В этот миг во двор вошла медсестра, колоть моего шефа. Я подмигнул ей:
— Сделайте уколы вначале вот этой мелюзге, а полковнику потом.
Шумной ватаги как не бывало. Наступила удивительная тишина. Из калитки появился сам сосед Нигмат-ака с двумя косами маставы в руках.
— Как вы себя чувствуете? — заботливо спросил он Салимджана-ака.
— Температура, вроде, спала. Как у тебя дела?

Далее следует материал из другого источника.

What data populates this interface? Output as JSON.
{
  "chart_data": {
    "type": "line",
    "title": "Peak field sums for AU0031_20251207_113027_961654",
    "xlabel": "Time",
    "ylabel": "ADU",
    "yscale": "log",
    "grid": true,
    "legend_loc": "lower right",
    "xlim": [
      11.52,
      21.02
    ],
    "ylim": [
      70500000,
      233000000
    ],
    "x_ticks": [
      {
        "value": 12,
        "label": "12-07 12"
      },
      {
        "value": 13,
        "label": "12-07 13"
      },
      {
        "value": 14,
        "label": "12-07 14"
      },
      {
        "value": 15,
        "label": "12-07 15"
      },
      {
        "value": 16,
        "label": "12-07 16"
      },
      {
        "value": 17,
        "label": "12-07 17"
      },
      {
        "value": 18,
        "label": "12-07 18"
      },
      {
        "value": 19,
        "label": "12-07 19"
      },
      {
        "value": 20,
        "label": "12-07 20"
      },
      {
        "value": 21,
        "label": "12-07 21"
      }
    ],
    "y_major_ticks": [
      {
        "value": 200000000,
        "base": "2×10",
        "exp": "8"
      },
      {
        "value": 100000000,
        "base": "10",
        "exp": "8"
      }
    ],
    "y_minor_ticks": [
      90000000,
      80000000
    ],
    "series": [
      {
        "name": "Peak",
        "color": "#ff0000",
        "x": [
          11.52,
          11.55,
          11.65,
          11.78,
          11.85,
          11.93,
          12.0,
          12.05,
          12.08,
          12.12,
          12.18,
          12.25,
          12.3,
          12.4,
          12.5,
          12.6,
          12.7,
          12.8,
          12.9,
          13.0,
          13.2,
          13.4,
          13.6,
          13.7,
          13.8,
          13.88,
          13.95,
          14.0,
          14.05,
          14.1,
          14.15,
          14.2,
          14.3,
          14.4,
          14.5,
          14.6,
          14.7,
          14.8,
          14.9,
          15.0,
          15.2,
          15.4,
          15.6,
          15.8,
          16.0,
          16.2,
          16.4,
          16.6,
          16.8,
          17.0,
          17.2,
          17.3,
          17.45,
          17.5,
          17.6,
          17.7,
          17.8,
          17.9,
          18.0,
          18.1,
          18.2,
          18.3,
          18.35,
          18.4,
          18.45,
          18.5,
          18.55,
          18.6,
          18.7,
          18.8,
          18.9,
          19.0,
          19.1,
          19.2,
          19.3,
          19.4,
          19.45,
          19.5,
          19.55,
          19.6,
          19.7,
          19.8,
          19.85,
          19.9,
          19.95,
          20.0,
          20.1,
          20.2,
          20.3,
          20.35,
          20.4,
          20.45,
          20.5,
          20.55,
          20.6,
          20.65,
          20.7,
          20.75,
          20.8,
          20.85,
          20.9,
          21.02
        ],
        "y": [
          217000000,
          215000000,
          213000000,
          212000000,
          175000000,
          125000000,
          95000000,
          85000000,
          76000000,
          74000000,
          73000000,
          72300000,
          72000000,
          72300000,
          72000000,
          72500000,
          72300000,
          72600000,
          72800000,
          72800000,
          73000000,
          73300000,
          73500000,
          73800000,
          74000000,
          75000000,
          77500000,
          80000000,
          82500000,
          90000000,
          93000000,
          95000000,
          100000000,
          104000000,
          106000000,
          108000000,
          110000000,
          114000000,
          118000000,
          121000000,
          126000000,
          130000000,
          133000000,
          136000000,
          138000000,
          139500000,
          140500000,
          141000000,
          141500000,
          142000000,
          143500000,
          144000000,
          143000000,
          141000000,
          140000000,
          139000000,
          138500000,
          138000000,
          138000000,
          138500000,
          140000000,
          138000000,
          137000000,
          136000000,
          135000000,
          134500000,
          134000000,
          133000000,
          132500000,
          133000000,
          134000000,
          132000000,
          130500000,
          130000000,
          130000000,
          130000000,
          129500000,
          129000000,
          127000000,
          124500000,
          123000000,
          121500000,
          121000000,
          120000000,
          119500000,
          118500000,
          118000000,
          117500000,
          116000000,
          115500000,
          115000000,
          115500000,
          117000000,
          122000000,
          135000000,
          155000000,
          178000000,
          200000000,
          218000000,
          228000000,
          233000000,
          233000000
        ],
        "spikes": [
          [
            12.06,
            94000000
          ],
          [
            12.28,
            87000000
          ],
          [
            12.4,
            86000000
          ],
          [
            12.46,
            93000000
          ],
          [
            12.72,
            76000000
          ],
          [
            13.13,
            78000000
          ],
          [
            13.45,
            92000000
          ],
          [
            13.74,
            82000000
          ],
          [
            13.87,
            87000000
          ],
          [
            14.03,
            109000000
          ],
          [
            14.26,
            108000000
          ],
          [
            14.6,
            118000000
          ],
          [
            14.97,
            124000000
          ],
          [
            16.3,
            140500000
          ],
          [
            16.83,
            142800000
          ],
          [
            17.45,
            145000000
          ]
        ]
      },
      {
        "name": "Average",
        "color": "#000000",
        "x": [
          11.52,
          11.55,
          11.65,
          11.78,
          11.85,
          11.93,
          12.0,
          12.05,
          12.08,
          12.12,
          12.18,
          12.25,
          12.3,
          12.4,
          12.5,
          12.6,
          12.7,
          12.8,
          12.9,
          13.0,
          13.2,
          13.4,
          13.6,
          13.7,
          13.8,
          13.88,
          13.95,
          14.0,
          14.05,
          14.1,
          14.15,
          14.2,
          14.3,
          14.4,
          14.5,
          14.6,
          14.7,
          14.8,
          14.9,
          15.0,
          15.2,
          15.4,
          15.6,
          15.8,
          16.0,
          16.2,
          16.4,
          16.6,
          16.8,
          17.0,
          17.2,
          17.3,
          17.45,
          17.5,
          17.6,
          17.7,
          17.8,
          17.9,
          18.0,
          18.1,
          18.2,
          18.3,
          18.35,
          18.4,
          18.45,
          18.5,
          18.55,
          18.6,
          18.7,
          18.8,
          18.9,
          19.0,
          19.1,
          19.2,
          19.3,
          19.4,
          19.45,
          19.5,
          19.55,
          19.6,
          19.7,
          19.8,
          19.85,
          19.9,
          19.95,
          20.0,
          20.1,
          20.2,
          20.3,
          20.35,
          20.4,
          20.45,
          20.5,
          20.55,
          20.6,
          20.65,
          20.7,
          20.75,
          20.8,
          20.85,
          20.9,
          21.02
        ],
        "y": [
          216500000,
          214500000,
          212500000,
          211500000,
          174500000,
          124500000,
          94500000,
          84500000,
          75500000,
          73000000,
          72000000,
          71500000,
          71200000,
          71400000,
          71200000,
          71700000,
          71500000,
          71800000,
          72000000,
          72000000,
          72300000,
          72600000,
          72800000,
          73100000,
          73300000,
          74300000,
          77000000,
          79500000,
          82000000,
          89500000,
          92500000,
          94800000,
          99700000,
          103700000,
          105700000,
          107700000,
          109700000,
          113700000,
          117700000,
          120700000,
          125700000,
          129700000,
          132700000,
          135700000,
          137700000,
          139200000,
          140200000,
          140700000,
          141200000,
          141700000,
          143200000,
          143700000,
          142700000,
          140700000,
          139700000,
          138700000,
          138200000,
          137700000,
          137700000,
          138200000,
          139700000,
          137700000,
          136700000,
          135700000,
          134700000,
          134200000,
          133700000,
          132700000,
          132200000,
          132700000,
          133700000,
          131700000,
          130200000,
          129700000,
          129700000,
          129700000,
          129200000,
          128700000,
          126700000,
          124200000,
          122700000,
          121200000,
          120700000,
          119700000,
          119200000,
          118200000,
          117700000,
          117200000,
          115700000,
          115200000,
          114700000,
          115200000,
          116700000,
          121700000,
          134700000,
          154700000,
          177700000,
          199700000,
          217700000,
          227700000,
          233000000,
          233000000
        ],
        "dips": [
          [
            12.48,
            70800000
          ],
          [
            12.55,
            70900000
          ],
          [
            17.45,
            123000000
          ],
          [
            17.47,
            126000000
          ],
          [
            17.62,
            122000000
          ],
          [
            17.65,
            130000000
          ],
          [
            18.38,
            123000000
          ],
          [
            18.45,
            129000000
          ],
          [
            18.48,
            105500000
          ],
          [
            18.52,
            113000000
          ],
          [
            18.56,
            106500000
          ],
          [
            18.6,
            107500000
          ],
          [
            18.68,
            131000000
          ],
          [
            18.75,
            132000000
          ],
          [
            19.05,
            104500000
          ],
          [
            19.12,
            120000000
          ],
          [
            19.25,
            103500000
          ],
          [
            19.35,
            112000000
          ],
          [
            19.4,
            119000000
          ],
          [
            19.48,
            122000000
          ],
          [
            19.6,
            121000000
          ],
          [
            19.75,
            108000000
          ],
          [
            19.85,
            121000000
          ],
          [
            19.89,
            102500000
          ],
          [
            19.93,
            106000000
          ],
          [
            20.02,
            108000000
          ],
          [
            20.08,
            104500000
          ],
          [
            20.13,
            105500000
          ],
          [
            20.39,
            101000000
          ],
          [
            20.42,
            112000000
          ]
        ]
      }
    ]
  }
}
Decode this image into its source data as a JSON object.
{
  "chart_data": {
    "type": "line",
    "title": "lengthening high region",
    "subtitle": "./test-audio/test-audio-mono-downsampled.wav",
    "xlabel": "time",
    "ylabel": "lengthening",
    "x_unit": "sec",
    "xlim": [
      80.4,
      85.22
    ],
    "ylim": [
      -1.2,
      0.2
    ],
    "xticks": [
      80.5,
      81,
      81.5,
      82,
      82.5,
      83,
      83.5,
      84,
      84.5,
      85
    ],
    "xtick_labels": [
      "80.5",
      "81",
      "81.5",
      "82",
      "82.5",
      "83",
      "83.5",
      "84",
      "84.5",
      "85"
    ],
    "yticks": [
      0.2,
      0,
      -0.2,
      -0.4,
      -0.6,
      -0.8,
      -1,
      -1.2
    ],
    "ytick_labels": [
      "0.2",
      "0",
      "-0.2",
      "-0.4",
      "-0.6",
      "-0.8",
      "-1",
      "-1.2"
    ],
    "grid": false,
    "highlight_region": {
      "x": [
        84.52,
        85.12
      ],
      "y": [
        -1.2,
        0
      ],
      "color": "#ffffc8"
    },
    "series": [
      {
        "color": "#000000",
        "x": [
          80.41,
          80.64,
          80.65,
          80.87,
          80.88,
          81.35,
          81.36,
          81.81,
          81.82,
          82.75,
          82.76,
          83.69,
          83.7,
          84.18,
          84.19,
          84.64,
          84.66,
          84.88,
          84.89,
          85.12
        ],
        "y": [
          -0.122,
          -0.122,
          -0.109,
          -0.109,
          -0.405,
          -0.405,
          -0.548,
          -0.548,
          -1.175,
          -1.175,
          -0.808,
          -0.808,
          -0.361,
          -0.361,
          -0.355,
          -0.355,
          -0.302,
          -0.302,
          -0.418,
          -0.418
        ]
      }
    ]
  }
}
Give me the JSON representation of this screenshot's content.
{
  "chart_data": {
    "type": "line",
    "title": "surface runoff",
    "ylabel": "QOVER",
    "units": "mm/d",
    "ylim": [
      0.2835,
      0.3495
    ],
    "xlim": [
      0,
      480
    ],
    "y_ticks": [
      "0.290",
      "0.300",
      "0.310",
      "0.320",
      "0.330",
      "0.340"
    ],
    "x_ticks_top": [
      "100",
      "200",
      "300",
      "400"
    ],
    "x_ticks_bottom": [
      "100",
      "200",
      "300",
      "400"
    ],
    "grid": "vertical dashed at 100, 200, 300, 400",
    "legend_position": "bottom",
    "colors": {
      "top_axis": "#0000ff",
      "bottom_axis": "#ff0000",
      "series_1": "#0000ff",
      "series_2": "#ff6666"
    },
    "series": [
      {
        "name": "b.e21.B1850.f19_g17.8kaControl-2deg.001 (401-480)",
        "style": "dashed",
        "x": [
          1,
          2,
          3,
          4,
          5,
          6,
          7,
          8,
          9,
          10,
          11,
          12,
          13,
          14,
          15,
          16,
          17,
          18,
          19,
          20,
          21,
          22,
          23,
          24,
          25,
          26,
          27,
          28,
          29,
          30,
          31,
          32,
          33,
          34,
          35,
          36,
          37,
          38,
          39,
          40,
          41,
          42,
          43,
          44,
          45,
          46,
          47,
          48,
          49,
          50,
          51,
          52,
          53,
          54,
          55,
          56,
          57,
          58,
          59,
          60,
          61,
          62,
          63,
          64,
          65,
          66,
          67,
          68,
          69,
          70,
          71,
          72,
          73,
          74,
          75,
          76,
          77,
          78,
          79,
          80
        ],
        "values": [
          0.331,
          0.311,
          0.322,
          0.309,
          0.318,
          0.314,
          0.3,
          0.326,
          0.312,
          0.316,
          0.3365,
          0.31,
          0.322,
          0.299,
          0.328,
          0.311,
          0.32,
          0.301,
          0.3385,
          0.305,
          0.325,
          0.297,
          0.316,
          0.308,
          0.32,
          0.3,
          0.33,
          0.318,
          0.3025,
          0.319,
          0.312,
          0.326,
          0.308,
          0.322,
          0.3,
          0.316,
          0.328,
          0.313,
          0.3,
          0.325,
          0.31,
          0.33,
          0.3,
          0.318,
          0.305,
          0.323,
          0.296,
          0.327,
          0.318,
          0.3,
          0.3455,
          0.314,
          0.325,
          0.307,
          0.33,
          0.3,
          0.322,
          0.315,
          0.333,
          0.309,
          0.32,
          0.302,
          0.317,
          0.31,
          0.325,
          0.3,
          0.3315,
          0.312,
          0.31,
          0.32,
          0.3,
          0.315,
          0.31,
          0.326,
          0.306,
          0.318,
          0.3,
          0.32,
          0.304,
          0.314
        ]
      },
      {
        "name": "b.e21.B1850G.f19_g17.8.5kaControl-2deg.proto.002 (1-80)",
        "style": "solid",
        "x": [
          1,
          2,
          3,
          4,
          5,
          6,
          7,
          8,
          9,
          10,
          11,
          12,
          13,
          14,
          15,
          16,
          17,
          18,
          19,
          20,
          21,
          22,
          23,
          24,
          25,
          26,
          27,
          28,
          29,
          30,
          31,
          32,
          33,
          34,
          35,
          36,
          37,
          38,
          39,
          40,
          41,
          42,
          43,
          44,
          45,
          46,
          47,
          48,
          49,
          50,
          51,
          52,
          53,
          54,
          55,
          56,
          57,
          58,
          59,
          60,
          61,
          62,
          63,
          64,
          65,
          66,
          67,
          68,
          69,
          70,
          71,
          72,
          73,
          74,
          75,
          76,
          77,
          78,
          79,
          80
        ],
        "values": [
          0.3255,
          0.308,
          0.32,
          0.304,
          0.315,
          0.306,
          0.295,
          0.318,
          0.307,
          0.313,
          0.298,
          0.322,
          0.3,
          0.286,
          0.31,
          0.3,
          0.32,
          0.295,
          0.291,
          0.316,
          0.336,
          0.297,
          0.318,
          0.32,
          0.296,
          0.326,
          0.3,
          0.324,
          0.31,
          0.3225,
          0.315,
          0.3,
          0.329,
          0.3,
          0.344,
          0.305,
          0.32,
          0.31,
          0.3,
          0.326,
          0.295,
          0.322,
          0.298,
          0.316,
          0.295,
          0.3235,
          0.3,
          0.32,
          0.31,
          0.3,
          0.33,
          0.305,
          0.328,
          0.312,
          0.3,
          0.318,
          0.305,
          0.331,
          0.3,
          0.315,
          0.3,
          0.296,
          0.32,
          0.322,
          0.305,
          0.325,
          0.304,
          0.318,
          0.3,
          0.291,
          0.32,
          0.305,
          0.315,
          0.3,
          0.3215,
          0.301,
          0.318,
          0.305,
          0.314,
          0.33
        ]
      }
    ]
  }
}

— Сегодня опять чуть не подрался.
— Из-за каждой чепухи лезешь в драку.
— Вовсе не из-за чепухи. Хашимджан, иди, братишка, принеси две ложки. Салимджан-ака, съешьте маставы, пропотеете. Нет, вначале выпейте таблетку, вот я принес, отличная штука. Когда я болел, тоже такую пил: вышибает всю хворь… Вы говорите, что из-за каждой ерунды лезу в драку. Да как же не драться с этими наглецами?! Привезли утром сто мешков муки. Экспедитор не дает сгрузить, за каждый мешок требует по рублю. Я говорю: «Ни копейки не получишь!» Тогда он отвечает: «В таком случае и ты не получишь муки!». Я сказал: «Получу!». Он сказал: «Попробуй!». Ну и чуть не подрались.
— Но взял муку-то?
— Нет, куда там, обратно увезли, подлецы! Тысячу раз просил вас погладить их против шерстки!
— И гладили, и еще погладим, будь спокоен!
Поев горячей маставы, Салимджан-ака поплотнее укутался в одеяло. Завмаг унес домой пустые косы. А я задумался о своем начальнике. Ох и трудно приходится ему. Ни минуты не знает покоя: даже вот заболел, а вынужден выслушивать жалобы на взяточников… Преступники становятся все изворотливее, хитрее, коварнее. За три дня в наш отдел поступило четырнадцать заявлений. Кто знает, какие меры принимает сейчас «обиженный» директор Аббасов, чтобы засадить меня за решетку! Как бы Салимджан-ака не слег надолго, а то эти подлецы погубят меня…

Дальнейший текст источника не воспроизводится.